Diesen Vorgang hatte Bismarck nicht vergessen, denn eine
Haupteigenschaft seiner Berserkernatur war, ein guter Hasser zu sein.
Mit seinem Hasse hat er mir immer imponiert, dagegen mißfiel mir im
höchsten Grade die kleinliche und gehässige Art, wie er seinem Hasse
Befriedigung verschaffte. Hier war ihm jedes Mittel recht.

In dieser Session trugen wir unerwartet einen Erfolg davon. Most hatte sich in einer Petition beschwerdeführend über seine Behandlung in Plötzensee an den Reichstag gewendet und eine gesetzliche Regelung der Strafhaft beantragt. Die Petitionskommission, die darüber Bericht zu erstatten hatte, konnte sich der Berechtigung der Mostschen Klagen nicht entziehen. Bei der Verhandlung im Plenum, in der Liebknecht ebenfalls das Wort nahm, wurde der folgende Antrag der Kommission mit großer Mehrheit angenommen:

„Die Petition dem Herrn Reichskanzler mit der Aufforderung zu überweisen, dahin zu wirken, daß in denjenigen Bundesstaaten, in welchen die Strafvollstreckung bislang nicht durch Gesetz geregelt ist, insbesondere im Königreich Preußen, von den Bundesregierungen schleunigst der Strafvollzug und das Gefängniswesen in einer Weise geordnet wird, daß dadurch der Vollzug der Strafen, namentlich der Gefängnisstrafen, im Sinne des Strafgesetzbuchs, insbesondere des § 16 desselben, sichergestellt wird;

den Herrn Reichskanzler ferner zu ersuchen, bei der königlich preußischen Regierung dahin zu wirken, daß der § 23 der Instruktion vom 24. Oktober 1837, der Justizministerialerlaß vom 24. November 1851 (5c) und § 37 der Hausordnung für das Strafgefängnis bei Berlin, als mit dem § 16, Alinea 2, des Strafgesetzbuchs in Widerspruch stehend beseitigt werden.“

Meine Freilassung am 1. April 1875 — dem Geburtstag Bismarcks — nach einunddreißigmonatiger Haft, war nicht nur ein Freudentag für meine Familie und mich. Es gingen mir von allen Seiten aus der Partei eine solche Menge Glückwünsche in Briefen und Depeschen zu, daß ich sagen darf, auch ein großer Teil der Partei betrachtete den Tag als einen Freudentag.

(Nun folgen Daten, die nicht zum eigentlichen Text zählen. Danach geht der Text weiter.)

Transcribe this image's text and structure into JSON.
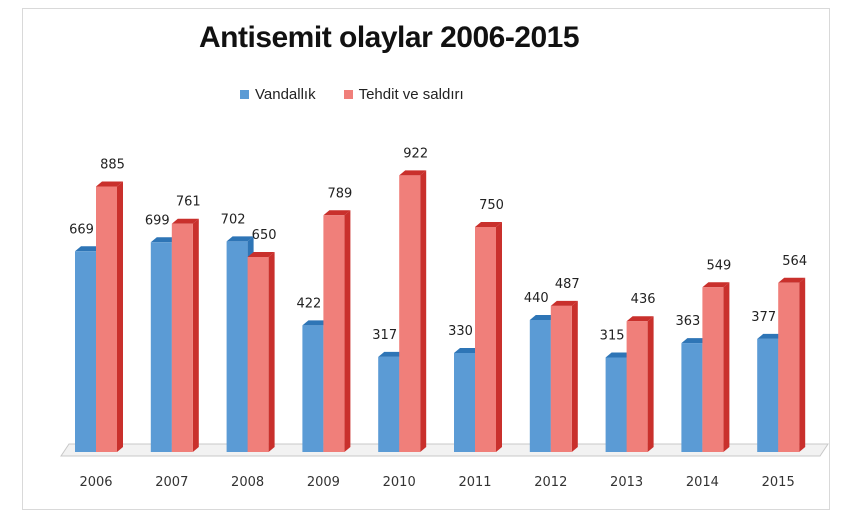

Für den 11. April hatte mein Wahlkreis eine große Empfangsfeier in Glauchau veranstaltet, die ich mit meiner Familie besuchte. In der Rede, die ich hielt, sagte ich mit Bezug auf die bevorstehende Vereinigung: „Ich begrüße mit voller Freude die Mitglieder der anderen Fraktion, die uns oft von dieser Stelle aus als Gegner gegenüberstanden; wir gehen fortan nicht nur friedlich nebeneinander, wir kämpfen jetzt schon gemeinsam miteinander für das hohe Ziel, dem wir zustreben. In Bälde werden wir aber vereinigt sein in einem gemeinsamen Verband. So heftig wir uns früher bekämpft, nunmehr werden wir um so gestärkter, mutiger und furchtloser gegen den gemeinsamen Feind vorgehen. Der Erfolg wird nicht ausbleiben.“ Die Stimmung auf dem Feste war die denkbar beste, alle waren im Hinblick auf die stattgehabte Versöhnung wie von einem Alp befreit. Im Juli folgten die Meeraner Genossen ebenfalls mit einem großen Feste und später Hohenstein-Ernstthal.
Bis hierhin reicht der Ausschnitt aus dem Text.